Plane & Pilot
Tuesday, March 9, 2010

Safety’s Ideal World


Unfortunately, we don’t always learn from example



STAY AHEAD OF TROUBLE. Looking at multiple NTSB investigations into pilot failure to activate pitot heat, a pattern emerges: Carelessness often leads to disaster.
In an ideal world, once the probable cause of an accident is identified, there never will be an accident like it again. The NTSB would figure out everything leading to the accident, and armed with that knowledge, aviators would have an easy time preventing the same thing from happening again. Unfortunately, it’s not that simple in the real world, where we often see repeats of the same probable causes.

No one has devised a foolproof way to prevent pilots from failing to maintain airspeed, continuing VFR into instrument conditions, or neglecting checklist items. For example, the NTSB spotlighted neglecting to turn on pitot heat 35 years ago, and then again 18 years ago: In a July 1992 special investigation on PA46 accidents, the NTSB examined PA46 pilots’ failure to use pitot heat while operating in freezing instrument meteorological conditions. Several months ago, the Safety Board again focused on failure to turn on pitot heat as a safety concern.

In November 2009, the NTSB determined that an accident involving a turboprop Piper PA46-500TP Malibu Meridian, in which all three occupants were killed, was caused by the pilot’s failure to activate the pitot heat as called for on the checklist. This resulted in erroneous airspeed information due to pitot tube icing. At 8:15 a.m. on June 28, 2007, the PA46 suffered an in-flight breakup and crash near Wellsville, Mo. The IFR flight had originated from Spirit of St. Louis Airport, near Chesterfield, Mo., at about 7:50, and was destined for Buffalo Municipal Airport, near Buffalo, Minn.

At 7:11, the pilot contacted flight service to file an IFR flight plan and get an abbreviated weather update. The briefer told the pilot that there was heavy rain and thunderstorm activity in Missouri along the planned route of flight. The pilot said that he had onboard radar for weather avoidance.
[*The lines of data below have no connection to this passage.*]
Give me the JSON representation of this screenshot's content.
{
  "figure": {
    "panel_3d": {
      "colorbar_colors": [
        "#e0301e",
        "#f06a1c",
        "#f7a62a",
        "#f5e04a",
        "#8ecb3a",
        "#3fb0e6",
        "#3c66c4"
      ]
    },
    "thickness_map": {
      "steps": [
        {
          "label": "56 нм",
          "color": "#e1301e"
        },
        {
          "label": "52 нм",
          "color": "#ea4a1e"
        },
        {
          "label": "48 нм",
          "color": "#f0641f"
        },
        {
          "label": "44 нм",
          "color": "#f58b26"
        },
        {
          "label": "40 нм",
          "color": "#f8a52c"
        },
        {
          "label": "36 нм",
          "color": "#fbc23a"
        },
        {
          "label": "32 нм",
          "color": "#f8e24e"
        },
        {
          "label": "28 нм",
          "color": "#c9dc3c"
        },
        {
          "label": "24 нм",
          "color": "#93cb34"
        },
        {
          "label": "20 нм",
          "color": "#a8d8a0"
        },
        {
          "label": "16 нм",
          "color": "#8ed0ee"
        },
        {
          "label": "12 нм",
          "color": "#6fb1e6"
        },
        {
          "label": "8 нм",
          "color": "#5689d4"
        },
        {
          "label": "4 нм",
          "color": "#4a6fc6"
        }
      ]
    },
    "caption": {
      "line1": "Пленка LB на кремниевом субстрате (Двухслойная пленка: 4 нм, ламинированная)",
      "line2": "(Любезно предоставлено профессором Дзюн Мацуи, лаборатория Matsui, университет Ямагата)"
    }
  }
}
At 7:50, the pilot contacted St. Louis Departure Control, and two minutes later, was cleared to climb to 4,000 feet. The controller advised of light to moderate precipitation three miles ahead of the aircraft. The pilot was approved for a northerly course deviation for weather avoidance. At 7:53, the pilot was cleared to climb to 10,000 feet. The controller then advised of additional areas of moderate and heavy precipitation, gave the pilot information on the location and extent of the weather areas, and suggested a track to avoid them. The pilot responded that he saw the same areas on his onboard radar. Radar data showed that the airplane flew northwest, then turned toward the west. Subsequently, the flight was handed off to Kansas City Center.